3.4 H. pylori Clinical Strains

In this study, we used four clinical isolates of H. pylori which were obtained from patients who underwent endoscopic examination at Oita University Hospital, Oita, Japan. Based on the Epsilometer test (E test) for drug susceptibility, these strains were assessed as sensitive or resistant to clarithromycin (CAM) and metronidazole (MNZ) at minimum inhibitory concentration (MIC) of 1 µg/mL (CAM) and 16 µg/mL or higher (MNZ), respectively. The clinical background and drug sensitivity of the 4 strains were as followed. CAM-sensitive, MNZ-resistant strain #09-87 derived from atrophic gastritis; CAM-resistant, MNZ-sensitive strain #09-224 from gastric ulcer; CAM-resistant, MNZ-resistant strain #09-243 from atrophic gastritis; CAM-sensitive, MNZ-sensitive strain #09-292 from gastric cancer.

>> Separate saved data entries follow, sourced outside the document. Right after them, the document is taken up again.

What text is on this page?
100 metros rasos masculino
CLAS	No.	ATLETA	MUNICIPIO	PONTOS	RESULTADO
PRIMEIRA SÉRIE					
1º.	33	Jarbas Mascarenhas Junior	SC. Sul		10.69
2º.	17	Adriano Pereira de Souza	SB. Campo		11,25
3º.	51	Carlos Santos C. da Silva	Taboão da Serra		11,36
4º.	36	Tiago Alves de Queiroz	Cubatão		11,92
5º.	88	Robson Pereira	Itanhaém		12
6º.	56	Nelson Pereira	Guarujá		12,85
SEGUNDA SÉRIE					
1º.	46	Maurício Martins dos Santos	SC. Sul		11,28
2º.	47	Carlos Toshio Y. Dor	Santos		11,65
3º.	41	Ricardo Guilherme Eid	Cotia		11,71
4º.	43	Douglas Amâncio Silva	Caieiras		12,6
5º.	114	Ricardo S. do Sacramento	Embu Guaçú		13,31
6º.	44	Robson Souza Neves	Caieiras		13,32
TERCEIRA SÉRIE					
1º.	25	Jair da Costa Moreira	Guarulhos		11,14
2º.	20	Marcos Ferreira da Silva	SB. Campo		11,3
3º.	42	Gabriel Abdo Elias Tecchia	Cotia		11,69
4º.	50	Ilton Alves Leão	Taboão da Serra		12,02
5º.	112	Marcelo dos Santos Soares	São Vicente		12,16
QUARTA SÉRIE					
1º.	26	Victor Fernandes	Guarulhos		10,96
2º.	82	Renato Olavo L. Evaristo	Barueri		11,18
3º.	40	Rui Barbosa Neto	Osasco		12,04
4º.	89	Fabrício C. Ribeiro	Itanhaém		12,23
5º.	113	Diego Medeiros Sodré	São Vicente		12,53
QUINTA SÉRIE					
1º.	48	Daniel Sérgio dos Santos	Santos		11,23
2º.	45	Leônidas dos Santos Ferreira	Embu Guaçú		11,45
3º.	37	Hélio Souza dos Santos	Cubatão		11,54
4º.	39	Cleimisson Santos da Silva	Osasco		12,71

3.5 Antibacterial Activity Test

H. pylori culture suspension was used to inoculate the plates, and discs containing 1, 10, 100 μg of compounds were applied onto culture plates. The plates were incubated under microaerophilic conditions for 3 days at 37 °C on Mueller Hinton II Agar (Becton Dickinson, Franklin Lakes, NJ, USA) plate supplemented with 7 % horse blood without antibiotics. The antibacterial activities were evaluated by measuring a diameter of the inhibition ring.